On Sunday, Pakistan issued a stern warning to Afghanistan’s hardline religious leadership to cease hiding indigenous Pakistani Taliban terrorists who have mounted more lethal strikes against the country’s military. The militants were not supported by Pakistan.
The warning came in response to Afghan accusations that Pakistani aircraft bombing operations in Afghanistan’s eastern Khost and Kunar regions late Friday, killing people.
Pakistan has, however, refused to respond to the Afghan charges instead of blaming the Afghan Taliban for doing little to prevent militants in Afghanistan from attacking Pakistan.
“Terrorists are utilizing Afghan land with impunity to carry out actions within Pakistan,” claimed a statement from the Foreign Ministry that was unusually severe.
Before the Taliban surged to power in Afghanistan in August, as America ended its 20-year war, Pakistan was frequently accused of harboring Taliban members. Following their takeover, Islamabad has been at the forefront of pressuring the international community to collaborate with the Afghan government, which is religiously motivated.
It’s unclear if Pakistan’s new Prime Minister, Shahbaz Sharif, would tolerate the Afghan Taliban as his predecessor, Imran Khan, a cricketer turned hardline Islamist politician who was removed in a highly stormy no-confidence vote last weekend.
The Taliban’s course of action
The Taliban Foreign Ministry summoned Pakistan’s envoy on Saturday to complain about civilians murdered in bombing attacks late Friday, killing refugees in Afghanistan’s eastern Kunar and Khost districts.

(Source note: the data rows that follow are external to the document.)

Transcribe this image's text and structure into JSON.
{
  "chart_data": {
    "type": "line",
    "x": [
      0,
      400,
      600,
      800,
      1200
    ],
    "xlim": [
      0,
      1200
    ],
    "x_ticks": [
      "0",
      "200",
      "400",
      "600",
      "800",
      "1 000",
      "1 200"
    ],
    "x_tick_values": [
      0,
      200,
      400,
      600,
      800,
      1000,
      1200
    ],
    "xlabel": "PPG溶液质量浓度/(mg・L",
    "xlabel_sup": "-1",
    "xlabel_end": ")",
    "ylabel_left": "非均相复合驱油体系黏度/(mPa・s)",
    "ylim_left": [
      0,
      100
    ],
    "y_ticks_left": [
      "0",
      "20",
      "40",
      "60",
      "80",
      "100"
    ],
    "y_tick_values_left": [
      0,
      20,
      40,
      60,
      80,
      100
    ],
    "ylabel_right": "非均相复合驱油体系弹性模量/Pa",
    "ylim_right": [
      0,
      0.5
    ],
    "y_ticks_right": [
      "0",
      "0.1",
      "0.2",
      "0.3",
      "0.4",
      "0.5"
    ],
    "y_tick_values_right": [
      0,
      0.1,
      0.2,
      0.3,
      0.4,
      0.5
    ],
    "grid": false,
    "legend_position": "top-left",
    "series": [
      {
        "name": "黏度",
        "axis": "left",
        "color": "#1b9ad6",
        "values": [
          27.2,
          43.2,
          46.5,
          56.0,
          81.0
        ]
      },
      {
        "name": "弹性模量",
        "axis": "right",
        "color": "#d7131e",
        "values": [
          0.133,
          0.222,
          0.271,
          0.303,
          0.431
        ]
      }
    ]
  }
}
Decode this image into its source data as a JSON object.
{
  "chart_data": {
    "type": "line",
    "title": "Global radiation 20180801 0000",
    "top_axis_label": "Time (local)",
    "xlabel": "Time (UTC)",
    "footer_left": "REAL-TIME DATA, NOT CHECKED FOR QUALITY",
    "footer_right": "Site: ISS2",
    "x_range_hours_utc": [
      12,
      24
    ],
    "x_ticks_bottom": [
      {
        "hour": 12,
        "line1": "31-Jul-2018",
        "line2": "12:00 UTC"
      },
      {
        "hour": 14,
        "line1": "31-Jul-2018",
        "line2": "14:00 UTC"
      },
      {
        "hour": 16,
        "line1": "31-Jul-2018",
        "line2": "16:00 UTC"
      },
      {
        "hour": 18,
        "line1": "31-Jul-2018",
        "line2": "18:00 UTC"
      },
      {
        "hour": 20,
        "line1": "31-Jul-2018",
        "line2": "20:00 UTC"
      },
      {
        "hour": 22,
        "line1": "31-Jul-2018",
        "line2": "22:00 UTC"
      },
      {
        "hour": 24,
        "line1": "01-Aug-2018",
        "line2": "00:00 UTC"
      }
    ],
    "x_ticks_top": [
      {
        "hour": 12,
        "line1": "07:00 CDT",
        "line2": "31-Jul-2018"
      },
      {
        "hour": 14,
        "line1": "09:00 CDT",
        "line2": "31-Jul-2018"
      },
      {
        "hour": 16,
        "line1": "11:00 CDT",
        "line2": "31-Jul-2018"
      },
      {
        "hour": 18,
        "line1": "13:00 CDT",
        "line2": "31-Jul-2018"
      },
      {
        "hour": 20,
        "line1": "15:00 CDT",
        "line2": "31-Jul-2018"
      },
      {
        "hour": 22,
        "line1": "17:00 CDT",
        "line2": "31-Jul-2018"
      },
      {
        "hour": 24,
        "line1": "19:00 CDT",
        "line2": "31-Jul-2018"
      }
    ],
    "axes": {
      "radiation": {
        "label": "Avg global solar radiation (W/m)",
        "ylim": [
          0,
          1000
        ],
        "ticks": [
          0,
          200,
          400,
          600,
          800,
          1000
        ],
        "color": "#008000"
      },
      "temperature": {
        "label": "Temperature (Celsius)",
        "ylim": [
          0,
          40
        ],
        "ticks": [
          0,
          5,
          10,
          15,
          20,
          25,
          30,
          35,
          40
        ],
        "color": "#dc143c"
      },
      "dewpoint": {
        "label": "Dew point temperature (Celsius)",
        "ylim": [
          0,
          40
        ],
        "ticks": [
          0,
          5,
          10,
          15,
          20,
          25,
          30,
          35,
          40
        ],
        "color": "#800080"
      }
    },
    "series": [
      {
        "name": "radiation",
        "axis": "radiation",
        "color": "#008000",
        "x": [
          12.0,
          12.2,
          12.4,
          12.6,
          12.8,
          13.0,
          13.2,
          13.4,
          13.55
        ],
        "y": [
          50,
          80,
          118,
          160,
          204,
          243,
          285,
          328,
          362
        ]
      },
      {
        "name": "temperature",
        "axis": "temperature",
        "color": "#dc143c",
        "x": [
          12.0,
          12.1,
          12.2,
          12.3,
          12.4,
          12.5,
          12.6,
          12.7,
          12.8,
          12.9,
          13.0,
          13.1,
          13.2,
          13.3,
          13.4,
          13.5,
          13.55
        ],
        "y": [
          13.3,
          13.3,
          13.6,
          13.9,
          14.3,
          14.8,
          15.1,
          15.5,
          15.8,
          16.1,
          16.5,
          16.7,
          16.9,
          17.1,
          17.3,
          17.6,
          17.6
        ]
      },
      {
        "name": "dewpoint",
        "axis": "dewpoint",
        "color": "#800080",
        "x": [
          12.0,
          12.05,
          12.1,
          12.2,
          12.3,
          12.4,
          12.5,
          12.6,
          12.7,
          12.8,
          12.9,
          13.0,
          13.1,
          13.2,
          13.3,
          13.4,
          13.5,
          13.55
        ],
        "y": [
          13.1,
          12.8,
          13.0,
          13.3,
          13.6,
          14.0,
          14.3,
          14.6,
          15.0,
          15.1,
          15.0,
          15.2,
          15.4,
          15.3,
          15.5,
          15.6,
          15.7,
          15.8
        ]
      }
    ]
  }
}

Taliban spokesperson Zabihullah Mujahid cautioned Pakistan not to “test the patience of Afghans on such issues” and not to “make the same error because it would have serious consequences.” He did not detail the effects or the number of individuals slain.
TOLO News, Afghanistan’s leading news station, broadcast photographs of children’s bodies that were murdered in the bombing. The same channel broadcast rallies by hundreds of eastern Khost province citizens criticizing Pakistan and yelling anti-Pakistan chants.
Pakistan has not acknowledged any assault on Afghanistan, and the Taliban authorities are being chastised in the statement for doing too little to prevent Pakistani Taliban fighters from attacking Pakistan.
The conflict between the Taliban and Islamabad
“In the last few days, events along the Pakistan-Afghan border have dramatically intensified, with Pakistani security personnel being attacked from across the border,” the Pakistani statement added. Seven Pakistani military troops were murdered last week in an ambush along the border by militants, later claimed by the Pakistani Taliban known as the Tehreek-e-Taliban Pakistan, or TTP.
Since the Taliban assumed authority in Afghanistan, militant assaults in Pakistan have increased. The bombings have been claimed by either the Pakistani Taliban or an Islamic State group offshoot, which is also based in Afghanistan but battling the Taliban.
According to Amir Rana, executive director of the Pakistan Institute of Peace Studies, an independent research tank that tracks terrorist activities in Pakistan, by late March this year, Pakistan had experienced 52 militant strikes, compared to 35 in the same period last year. The attacks have also become more lethal.
In Pakistan, 155 people have been murdered in similar incidents this year, compared to 68 last year.
The Durand Line, which separates the two nations, runs the length of the 2,670 kilometers (1,660-mile) dividing line. The Durand line extends through the region’s ethnic Pashtun population, frequently separating clans and families. Although it was established by the British in the nineteenth century, successive Afghan governments have refused to acknowledge it as the official boundary, instead claiming Pakistani territory known as Khyber Pakhtunkhwa Province, which ethnic Pashtuns dominate.
Since assuming power, the Taliban in Afghanistan have clashed with Pakistan on many occasions over a border barrier that Islamabad has been building.